A limitation of this study is that it was a retrospective study, and even though it is based on prospectively collected data, the study design may eventually affect the results. In addition, EPI was evaluated only by measuring the SE. The aforementioned limitations of SE render the criteria for grouping the deteriorated and maintained groups unreasonable. As we focused on the patients who suffered rapid change in pancreatic exocrine function, we had no choice but to include patients whose SE level was less than 100 µg/g in the preoperative period. If we exclude patients whose preoperative SE level is less than 100 µg/g, 47 patients are excluded from the maintained group. When we analyze 135 patients of the deteriorated group and 20 patients of the new maintained group as a subgroup analysis, there is a high discrepancy of number of patients in the 2 groups. In the same way, the presence of adjuvant radiotherapy (P = 0.022) is the risk factor of deteriorated exocrine function in subgroup analysis. Also, serial postoperative changes and serial nutritional parameters are not significantly different between the 2 groups. In addition, among patients who underwent PD for periampullary disease at SNUH from October 2007 through February 2013, a number of patients who were not checked preoperative or postoperative SE levels were excluded. The final enrollment was 202 patients; 342 patients who were in exclusion criteria were missing data. For this reason, factors that were previously shown to be statistically meaningful were not statistically significant.
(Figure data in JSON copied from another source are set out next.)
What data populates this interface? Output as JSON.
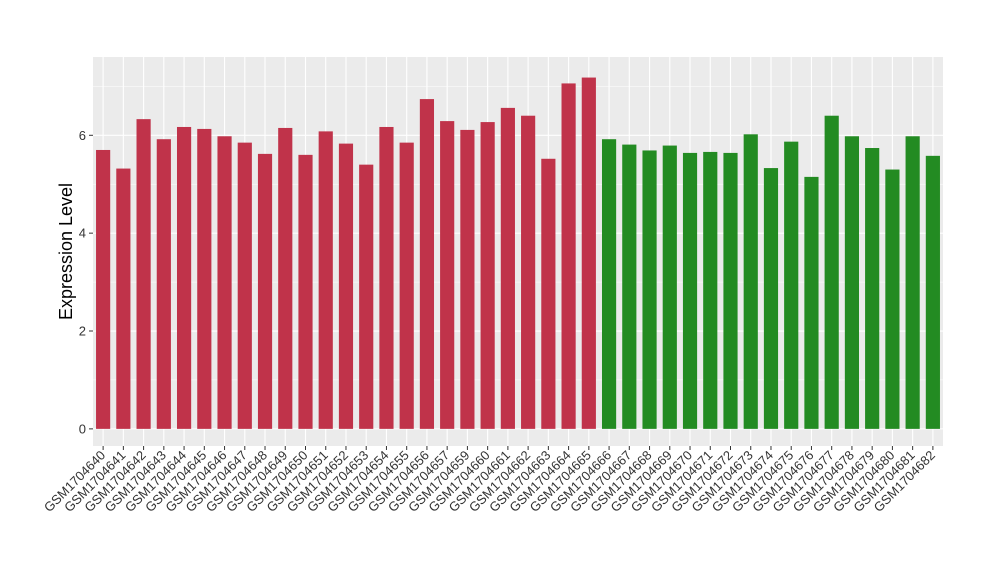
{
  "chart_data": {
    "type": "bar",
    "title": "",
    "xlabel": "",
    "ylabel": "Expression Level",
    "ylim": [
      -0.35,
      7.6
    ],
    "yticks": [
      0,
      2,
      4,
      6
    ],
    "ytick_labels": [
      "0",
      "2",
      "4",
      "6"
    ],
    "grid": true,
    "legend": "none",
    "colors": {
      "group1": "#C0334A",
      "group2": "#238B22",
      "panel": "#EBEBEB",
      "gridline": "#FFFFFF"
    },
    "categories": [
      "GSM1704640",
      "GSM1704641",
      "GSM1704642",
      "GSM1704643",
      "GSM1704644",
      "GSM1704645",
      "GSM1704646",
      "GSM1704647",
      "GSM1704648",
      "GSM1704649",
      "GSM1704650",
      "GSM1704651",
      "GSM1704652",
      "GSM1704653",
      "GSM1704654",
      "GSM1704655",
      "GSM1704656",
      "GSM1704657",
      "GSM1704659",
      "GSM1704660",
      "GSM1704661",
      "GSM1704662",
      "GSM1704663",
      "GSM1704664",
      "GSM1704665",
      "GSM1704666",
      "GSM1704667",
      "GSM1704668",
      "GSM1704669",
      "GSM1704670",
      "GSM1704671",
      "GSM1704672",
      "GSM1704673",
      "GSM1704674",
      "GSM1704675",
      "GSM1704676",
      "GSM1704677",
      "GSM1704678",
      "GSM1704679",
      "GSM1704680",
      "GSM1704681",
      "GSM1704682"
    ],
    "values": [
      5.7,
      5.32,
      6.33,
      5.92,
      6.17,
      6.13,
      5.98,
      5.85,
      5.62,
      6.15,
      5.6,
      6.08,
      5.83,
      5.4,
      6.17,
      5.85,
      6.74,
      6.29,
      6.11,
      6.27,
      6.56,
      6.4,
      5.52,
      7.06,
      7.18,
      5.92,
      5.81,
      5.69,
      5.79,
      5.64,
      5.66,
      5.64,
      6.02,
      5.33,
      5.87,
      5.15,
      6.4,
      5.98,
      5.74,
      5.3,
      5.98,
      5.58
    ],
    "groups": [
      1,
      1,
      1,
      1,
      1,
      1,
      1,
      1,
      1,
      1,
      1,
      1,
      1,
      1,
      1,
      1,
      1,
      1,
      1,
      1,
      1,
      1,
      1,
      1,
      1,
      2,
      2,
      2,
      2,
      2,
      2,
      2,
      2,
      2,
      2,
      2,
      2,
      2,
      2,
      2,
      2,
      2
    ]
  }
}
However, this study has several strengths. It specifically dealt with EPI after PD, which has been rarely reported on until now. We also conducted our study on weight recovery after PD through a subgroup analysis and identified the risk factors influencing weight recovery. Finally, the serial assessment of weight, SE, and nutritional parameters of patients for 1 year made it possible to achieve the results.
In conclusion, patients with preoperative SE levels above 200 µg/g, benign disease, and CR-POPF suffer from deterioration of exocrine insufficiency after surgery. Patients who underwent adjuvant radiotherapy had difficulty weight recovery after surgery. The risk factors for the deterioration of exocrine insufficiency and weight change were different. This discrepancy suggests that measurement of only the SE level is not sufficient to evaluate the actual nutritional status of patients. In other words, a comprehensive approach including serial SE level, weight change, and nutritional parameters is mandatory for the evaluation of EPI. Further studies can enable the optimal management of EPI after PD by including data on the administration of PERT and dietary habits of the patients.